Living with HIV is difficult enough, but disclosing your HIV status to your partner can be a very challenging and emotional process. Many people living with HIV have been subjected to rejection and hurtful reactions due to other people disclosing their status.
Disclosing your HIV status is a personal decision, and you have the right to keep it confidential. However, disclosing your status can be beneficial as it will reduce the risk of transmission and may create improved communication and understanding in a relationship. Disclosure can help reduce the stigma associated with HIV and increase knowledge and understanding about the virus.
HIV activist Viwe Gantile from Umtata in the Eastern Cape, emphasises the importance of disclosing your status to your partner but says it should not be a forced process because everyone handles it differently.
“I became an HIV activist because of the trauma of how I got infected and how the person that infected me disclosed my status by posting on social media without my consent.
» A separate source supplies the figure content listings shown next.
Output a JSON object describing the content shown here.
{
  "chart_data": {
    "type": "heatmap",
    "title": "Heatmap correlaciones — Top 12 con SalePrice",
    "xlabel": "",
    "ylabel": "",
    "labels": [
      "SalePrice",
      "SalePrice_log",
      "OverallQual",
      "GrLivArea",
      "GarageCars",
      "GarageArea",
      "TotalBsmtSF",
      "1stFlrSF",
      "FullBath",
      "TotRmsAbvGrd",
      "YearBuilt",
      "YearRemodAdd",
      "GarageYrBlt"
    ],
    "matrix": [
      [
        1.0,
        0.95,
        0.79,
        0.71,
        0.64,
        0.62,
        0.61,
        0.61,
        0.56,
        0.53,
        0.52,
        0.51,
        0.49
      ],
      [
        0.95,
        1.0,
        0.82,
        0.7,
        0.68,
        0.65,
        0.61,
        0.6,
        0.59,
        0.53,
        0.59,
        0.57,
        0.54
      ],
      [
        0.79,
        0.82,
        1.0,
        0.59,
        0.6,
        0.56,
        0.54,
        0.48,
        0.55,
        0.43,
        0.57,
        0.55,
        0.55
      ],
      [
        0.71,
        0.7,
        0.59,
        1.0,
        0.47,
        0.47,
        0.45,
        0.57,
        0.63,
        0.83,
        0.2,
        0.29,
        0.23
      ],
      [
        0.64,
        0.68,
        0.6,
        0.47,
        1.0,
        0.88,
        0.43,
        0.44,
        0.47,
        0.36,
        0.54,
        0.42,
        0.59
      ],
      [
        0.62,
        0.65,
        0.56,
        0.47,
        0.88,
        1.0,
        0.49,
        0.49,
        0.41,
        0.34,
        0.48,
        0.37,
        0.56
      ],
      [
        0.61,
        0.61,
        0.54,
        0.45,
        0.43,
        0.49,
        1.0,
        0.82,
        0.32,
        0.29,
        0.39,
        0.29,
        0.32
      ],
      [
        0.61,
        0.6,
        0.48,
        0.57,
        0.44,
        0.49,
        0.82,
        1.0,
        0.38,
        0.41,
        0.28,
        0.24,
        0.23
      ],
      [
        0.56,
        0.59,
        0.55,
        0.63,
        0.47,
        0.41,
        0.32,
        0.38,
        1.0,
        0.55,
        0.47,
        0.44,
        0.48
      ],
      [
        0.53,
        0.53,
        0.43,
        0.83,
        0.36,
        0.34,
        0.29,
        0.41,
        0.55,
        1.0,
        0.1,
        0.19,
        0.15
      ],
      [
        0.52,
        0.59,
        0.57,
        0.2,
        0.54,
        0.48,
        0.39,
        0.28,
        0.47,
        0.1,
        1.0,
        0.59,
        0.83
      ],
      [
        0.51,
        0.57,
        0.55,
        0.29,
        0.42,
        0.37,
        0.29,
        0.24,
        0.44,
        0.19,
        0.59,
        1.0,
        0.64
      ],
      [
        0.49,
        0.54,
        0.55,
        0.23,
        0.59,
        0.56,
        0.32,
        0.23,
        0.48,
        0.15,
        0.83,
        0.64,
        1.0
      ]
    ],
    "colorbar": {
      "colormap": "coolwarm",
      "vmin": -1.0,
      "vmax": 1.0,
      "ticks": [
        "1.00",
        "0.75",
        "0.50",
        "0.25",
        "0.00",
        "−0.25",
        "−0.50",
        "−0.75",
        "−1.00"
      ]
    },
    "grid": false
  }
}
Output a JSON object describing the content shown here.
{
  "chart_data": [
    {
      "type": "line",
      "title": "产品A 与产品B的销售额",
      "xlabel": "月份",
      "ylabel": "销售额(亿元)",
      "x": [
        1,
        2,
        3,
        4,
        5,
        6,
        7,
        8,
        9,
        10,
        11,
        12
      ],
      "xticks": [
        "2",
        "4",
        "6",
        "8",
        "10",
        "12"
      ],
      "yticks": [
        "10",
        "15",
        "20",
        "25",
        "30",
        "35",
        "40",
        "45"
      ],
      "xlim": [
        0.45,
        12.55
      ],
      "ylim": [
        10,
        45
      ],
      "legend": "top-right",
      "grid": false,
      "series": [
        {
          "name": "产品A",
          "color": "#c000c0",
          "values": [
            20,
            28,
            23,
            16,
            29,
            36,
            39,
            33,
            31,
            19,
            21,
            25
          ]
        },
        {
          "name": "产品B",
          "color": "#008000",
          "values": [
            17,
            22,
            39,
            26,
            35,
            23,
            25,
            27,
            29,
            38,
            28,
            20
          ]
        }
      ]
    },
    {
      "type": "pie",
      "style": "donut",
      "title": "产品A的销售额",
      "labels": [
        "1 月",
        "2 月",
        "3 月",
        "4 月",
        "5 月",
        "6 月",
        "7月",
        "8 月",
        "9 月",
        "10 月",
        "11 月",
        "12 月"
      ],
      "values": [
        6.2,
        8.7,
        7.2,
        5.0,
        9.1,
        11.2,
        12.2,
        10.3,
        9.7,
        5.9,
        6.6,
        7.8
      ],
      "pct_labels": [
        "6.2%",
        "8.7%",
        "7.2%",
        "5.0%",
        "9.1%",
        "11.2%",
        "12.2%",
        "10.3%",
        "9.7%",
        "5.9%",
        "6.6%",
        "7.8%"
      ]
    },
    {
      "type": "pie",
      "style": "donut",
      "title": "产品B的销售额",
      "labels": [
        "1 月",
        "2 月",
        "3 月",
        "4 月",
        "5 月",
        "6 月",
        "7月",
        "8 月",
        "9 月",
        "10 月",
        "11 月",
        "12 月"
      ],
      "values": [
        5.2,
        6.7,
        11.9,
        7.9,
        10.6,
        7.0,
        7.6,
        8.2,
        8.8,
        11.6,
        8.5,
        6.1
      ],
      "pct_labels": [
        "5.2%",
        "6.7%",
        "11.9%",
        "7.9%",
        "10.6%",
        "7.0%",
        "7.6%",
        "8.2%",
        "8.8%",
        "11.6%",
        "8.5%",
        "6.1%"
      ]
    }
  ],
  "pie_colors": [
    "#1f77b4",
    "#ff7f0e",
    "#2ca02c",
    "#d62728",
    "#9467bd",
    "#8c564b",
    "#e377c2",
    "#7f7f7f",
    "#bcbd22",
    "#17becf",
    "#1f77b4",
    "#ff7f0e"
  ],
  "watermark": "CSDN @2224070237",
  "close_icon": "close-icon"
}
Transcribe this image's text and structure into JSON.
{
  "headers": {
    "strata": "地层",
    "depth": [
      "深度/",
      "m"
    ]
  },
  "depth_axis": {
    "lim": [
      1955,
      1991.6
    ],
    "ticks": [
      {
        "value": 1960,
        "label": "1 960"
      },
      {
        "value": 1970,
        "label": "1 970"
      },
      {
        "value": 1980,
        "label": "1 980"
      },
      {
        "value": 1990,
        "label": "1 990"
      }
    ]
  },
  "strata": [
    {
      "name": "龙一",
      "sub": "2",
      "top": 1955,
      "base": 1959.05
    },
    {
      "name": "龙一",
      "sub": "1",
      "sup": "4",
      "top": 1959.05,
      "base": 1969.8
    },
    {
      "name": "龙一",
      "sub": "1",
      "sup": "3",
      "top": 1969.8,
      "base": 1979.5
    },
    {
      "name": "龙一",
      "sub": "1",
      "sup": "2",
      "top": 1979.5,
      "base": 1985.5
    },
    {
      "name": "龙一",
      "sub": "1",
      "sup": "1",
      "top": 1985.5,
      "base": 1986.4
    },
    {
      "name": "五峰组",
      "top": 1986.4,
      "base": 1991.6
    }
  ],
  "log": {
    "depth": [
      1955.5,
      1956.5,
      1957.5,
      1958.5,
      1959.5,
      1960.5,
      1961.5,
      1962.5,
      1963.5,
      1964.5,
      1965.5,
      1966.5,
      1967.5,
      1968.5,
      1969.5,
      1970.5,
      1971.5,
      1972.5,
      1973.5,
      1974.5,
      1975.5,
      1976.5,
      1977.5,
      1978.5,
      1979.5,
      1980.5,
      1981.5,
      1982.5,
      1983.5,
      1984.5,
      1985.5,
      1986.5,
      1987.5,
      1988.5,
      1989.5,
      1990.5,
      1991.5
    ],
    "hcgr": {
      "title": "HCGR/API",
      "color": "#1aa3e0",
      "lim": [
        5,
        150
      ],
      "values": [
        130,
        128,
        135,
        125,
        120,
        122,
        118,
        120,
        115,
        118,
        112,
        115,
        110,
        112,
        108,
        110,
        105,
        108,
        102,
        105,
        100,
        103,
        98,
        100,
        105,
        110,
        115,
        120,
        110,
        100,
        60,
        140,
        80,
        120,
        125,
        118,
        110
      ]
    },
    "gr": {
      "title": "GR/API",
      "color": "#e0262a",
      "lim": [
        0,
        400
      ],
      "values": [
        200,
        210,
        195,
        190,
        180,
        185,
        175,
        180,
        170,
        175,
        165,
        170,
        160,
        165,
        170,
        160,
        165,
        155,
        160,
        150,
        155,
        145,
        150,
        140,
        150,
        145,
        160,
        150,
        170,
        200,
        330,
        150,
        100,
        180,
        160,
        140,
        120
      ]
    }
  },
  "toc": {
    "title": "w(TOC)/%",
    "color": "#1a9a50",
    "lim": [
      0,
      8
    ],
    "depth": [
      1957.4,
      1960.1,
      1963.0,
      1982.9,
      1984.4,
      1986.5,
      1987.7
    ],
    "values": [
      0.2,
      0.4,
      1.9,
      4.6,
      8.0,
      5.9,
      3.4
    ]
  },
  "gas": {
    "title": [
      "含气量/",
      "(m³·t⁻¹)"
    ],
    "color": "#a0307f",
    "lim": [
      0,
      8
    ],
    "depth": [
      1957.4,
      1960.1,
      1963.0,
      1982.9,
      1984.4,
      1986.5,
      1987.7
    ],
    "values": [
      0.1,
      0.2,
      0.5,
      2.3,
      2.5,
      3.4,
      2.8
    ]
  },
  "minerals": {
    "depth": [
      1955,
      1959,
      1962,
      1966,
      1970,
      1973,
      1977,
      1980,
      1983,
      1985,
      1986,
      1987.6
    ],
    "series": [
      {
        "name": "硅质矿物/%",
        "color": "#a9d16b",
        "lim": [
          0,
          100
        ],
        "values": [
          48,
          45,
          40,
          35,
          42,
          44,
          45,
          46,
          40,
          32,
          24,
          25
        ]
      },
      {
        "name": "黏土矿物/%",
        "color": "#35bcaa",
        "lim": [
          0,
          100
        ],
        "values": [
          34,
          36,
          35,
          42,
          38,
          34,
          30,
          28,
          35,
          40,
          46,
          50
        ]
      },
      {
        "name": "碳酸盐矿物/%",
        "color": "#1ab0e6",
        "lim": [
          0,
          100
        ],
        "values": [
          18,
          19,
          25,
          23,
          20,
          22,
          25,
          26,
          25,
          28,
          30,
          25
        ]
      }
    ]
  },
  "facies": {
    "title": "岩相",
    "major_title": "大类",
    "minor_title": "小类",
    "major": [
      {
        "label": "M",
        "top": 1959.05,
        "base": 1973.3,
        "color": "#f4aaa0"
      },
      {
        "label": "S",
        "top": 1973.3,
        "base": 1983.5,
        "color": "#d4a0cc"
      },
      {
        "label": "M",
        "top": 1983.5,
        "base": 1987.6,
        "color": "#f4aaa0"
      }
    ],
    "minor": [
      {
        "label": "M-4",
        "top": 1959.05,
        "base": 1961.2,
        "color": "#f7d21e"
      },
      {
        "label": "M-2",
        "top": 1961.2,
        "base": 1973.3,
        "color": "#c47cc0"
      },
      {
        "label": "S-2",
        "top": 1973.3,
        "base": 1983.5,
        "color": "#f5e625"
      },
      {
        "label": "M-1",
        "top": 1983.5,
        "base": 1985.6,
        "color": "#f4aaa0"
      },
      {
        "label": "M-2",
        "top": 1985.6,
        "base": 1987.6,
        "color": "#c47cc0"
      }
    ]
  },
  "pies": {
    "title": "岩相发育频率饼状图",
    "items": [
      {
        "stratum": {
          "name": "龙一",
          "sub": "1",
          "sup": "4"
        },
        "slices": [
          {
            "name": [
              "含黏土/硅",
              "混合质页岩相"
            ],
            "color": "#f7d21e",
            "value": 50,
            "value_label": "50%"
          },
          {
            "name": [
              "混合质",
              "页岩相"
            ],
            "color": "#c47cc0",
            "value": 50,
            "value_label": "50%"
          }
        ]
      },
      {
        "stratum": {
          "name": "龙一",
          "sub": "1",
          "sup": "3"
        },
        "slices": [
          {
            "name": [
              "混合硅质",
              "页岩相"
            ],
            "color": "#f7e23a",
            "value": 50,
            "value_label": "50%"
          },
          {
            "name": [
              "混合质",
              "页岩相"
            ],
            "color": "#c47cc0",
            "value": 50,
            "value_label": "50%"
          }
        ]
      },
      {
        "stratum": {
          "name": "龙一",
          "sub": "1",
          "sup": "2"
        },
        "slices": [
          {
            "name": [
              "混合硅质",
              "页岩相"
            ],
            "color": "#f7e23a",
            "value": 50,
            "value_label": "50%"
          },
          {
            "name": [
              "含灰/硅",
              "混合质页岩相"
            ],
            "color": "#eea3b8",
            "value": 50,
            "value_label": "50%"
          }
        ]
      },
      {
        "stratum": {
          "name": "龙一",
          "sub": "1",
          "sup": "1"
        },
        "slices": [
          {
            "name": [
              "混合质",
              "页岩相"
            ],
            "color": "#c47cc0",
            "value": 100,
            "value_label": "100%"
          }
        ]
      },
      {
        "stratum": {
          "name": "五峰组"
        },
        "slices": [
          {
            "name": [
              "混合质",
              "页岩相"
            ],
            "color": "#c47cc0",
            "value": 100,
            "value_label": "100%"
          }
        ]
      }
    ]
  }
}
I lost so much weight because of stress, I also became very sensitive emotionally whenever HIV was mentioned and even developed a mental health issue,” she says.
‘Share when you are ready’
With numerous stereotypes surrounding those living with the virus, Tebogo Mothoana, an HIV activist from the Free State who went viral after sharing his journey as a person living with the virus, says that people living with HIV are not sick. He states that HIV is not a sickness, but a virus that weakens your immune system, therefore making one prone to opportunistic diseases such as TB.
“Conversations around safe sex practices, PrEP (post-exposure prophylaxis), a treatment plan, and support groups need to be normalised. Normalising these conversations can help reduce or lower the likelihood of contracting the virus and spreading it unknowingly,” he adds.
Creating a safe space
It is important to disclose your HIV status to your sex partners to enable making safer sex practice decisions, but it does not need to be forced into readiness as it is your personal information to share.
Multi-award-winning women’s health activist Lucy Khofi from Johannesburg, says it is important not to force people into disclosing their status but rather create a safe space for them to share the information.
“Individuals living with HIV are not obligated to disclose their HIV status to everyone, it is a personal and confidential matter – unless one decides to do so. However, individuals living with HIV must disclose their HIV status to their partners, boyfriends, or sex partners, even if there are not comfortable – this will help them to put in place safe and healthy measures for both in a relationship and this will help in the higher rates of HIV infections,” she recommends.
It is also crucial to understand the virus before you disclose it.
“When you disclose your status to your partner, you will enable the use of proper measures, such as PrEP and condoms all the time. Remember that you must always be protected, and by disclosing, you are also protecting yourself. When you disclose you are taking your power back! You will not succumb to this disease and die inside. Always remember that there is power in speaking out, it is just not disclosing but speaking out,” she says.
Ultimately, it is up to you to decide. Disclosure can however help to protect those around you and can assist in reducing the spread of the virus.